Originally published by Commonwealth Bank of Australia
“It's easy if you try. No hell below us. Above us only sky.”
Global interest rates are higher, but not a lot higher. Central banks are becoming more comfortable with the economic outlook. And some central banks are taking steps to reduce the extraordinary stimulus in the system. The Fed have all the pieces in place to start allowing their $4.5trn balance sheet to slowly, predictably, and gradually run off from September. And the Fed will most likely hike again this year. If they do, the (upper bound of) the Fed funds target rate will equal the RBA cash rate for the first time in 17 years. The path of Fed rate hikes will grind to a halt around 1.75‑to‑2.0%, however. The path to normality is shorter than most FOMC members realise. And the move to an actual tightening bias (pushing beyond neutral) is not yet imagined.
The BoC removed 25bps of “emergency” stimulus last week. And they are likely to remove another 25bps before too long. But a continued tightening cycle is a stretch of the imagination. We expect a BoC pause at 1.0% until the second half of 2018. The BoE have joined the fray, turning up the tightening rhetoric. We may get a hike (or two) out of the BoE. But with Brexit looming large, any hike(s) will be well considered, and given to cut in an ugly negotiation down the road. The BoE also have a balance sheet to unwind. It’s hard to imagine normalising policy ahead of the Brexit breakup.

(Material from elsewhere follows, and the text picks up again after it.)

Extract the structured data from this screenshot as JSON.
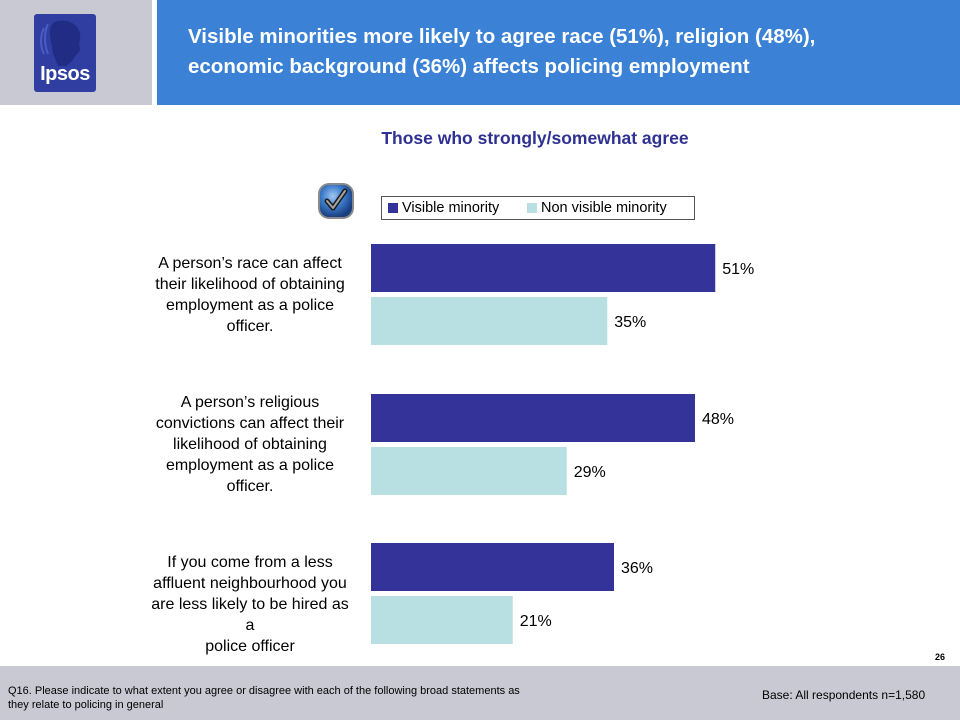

The ECB has also stepped up “normalisation” rhetoric. But they have to stop easing first. The ECB are likely to start reducing purchases (QE) in September, with a completion of QE likely mid‑2018. Again, rate hikes or an unwind in the balance sheet, are not yet figments in their imaginations. The ECB are merely trying to stop buying, before they own too much. At current pace, the ECB will bump up against self‑imposed ownership restrictions in German bunds in less than a year.

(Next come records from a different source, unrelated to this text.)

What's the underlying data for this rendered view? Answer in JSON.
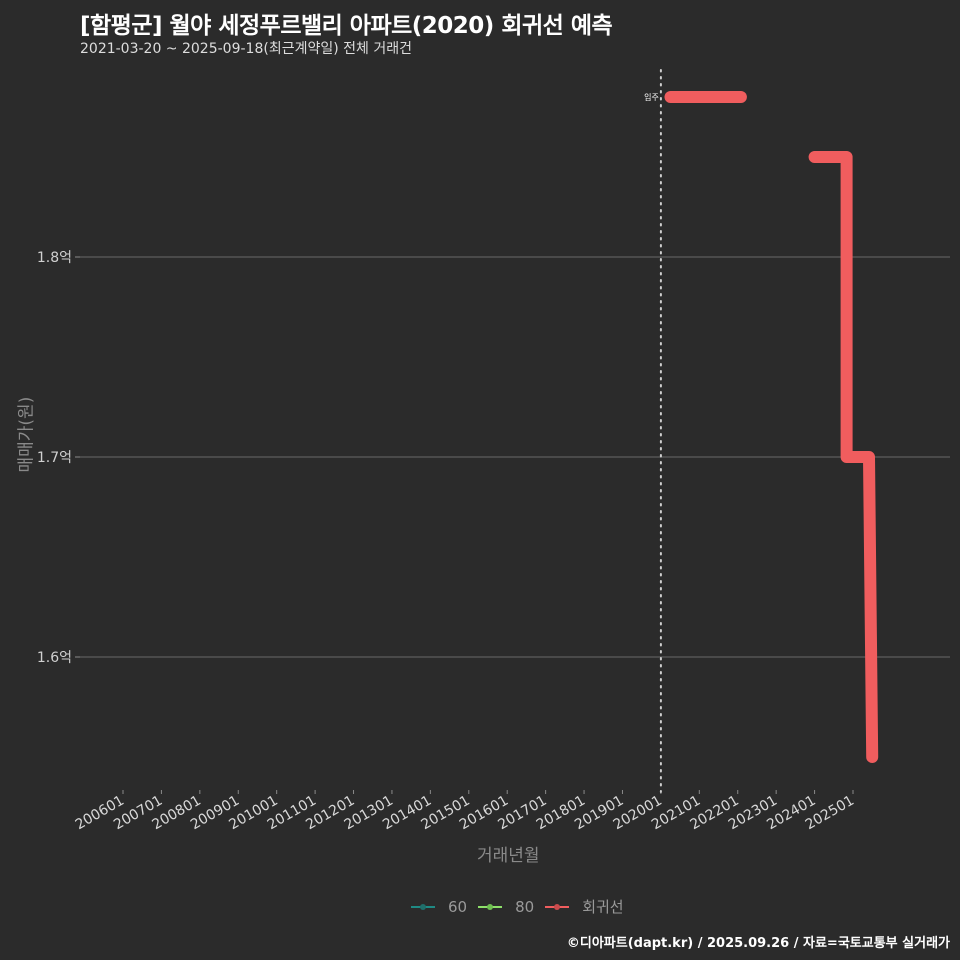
{
  "header": {
    "title": "[함평군] 월야 세정푸르밸리 아파트(2020) 회귀선 예측",
    "subtitle": "2021-03-20 ~ 2025-09-18(최근계약일) 전체 거래건"
  },
  "axes": {
    "ylabel": "매매가(원)",
    "xlabel": "거래년월"
  },
  "legend": {
    "items": [
      {
        "label": "60",
        "color": "#1f8a84"
      },
      {
        "label": "80",
        "color": "#8ee06a"
      },
      {
        "label": "회귀선",
        "color": "#f05d5e"
      }
    ]
  },
  "annotation": {
    "label": "입주",
    "x": "202001"
  },
  "footer": {
    "credit": "©디아파트(dapt.kr) / 2025.09.26 / 자료=국토교통부 실거래가"
  },
  "chart_data": {
    "type": "line",
    "title": "[함평군] 월야 세정푸르밸리 아파트(2020) 회귀선 예측",
    "subtitle": "2021-03-20 ~ 2025-09-18(최근계약일) 전체 거래건",
    "xlabel": "거래년월",
    "ylabel": "매매가(원)",
    "x_ticks": [
      "200601",
      "200701",
      "200801",
      "200901",
      "201001",
      "201101",
      "201201",
      "201301",
      "201401",
      "201501",
      "201601",
      "201701",
      "201801",
      "201901",
      "202001",
      "202101",
      "202201",
      "202301",
      "202401",
      "202501"
    ],
    "y_ticks": [
      {
        "value": 1.6,
        "label": "1.6억"
      },
      {
        "value": 1.7,
        "label": "1.7억"
      },
      {
        "value": 1.8,
        "label": "1.8억"
      }
    ],
    "ylim": [
      1.545,
      1.9
    ],
    "grid": {
      "horizontal": true,
      "vertical": false
    },
    "legend_position": "bottom",
    "vline": {
      "x": "202001",
      "label": "입주",
      "style": "dotted"
    },
    "series": [
      {
        "name": "회귀선",
        "color": "#f05d5e",
        "segments": [
          [
            {
              "x": "202004",
              "y": 1.88
            },
            {
              "x": "202202",
              "y": 1.88
            }
          ],
          [
            {
              "x": "202401",
              "y": 1.85
            },
            {
              "x": "202411",
              "y": 1.85
            },
            {
              "x": "202411",
              "y": 1.7
            },
            {
              "x": "202506",
              "y": 1.7
            },
            {
              "x": "202507",
              "y": 1.55
            }
          ]
        ]
      },
      {
        "name": "60",
        "color": "#1f8a84",
        "points": []
      },
      {
        "name": "80",
        "color": "#8ee06a",
        "points": []
      }
    ]
  }
}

In Australia and New Zealand, there is no need to blindly following the pack. The rise in global confidence is great for the Antipodean outlook. But until inflation poses a real threat to the higher side, then we have time on our side. For once, other central banks could do some of the work for us. The more they unwind stimulus, the more our interest rate curves will steepen. The more our interest rate differentials narrow, the more their currencies (should) strengthen relative to ours. The more our currencies’ ease, eventually, the more our tradables inflation lifts, and the more attractive our exports become. A shift to a tightening bias will lift Antipodean currencies even further. Local data out this week will support both the RBA and RBNZ sitting still, to wait and see.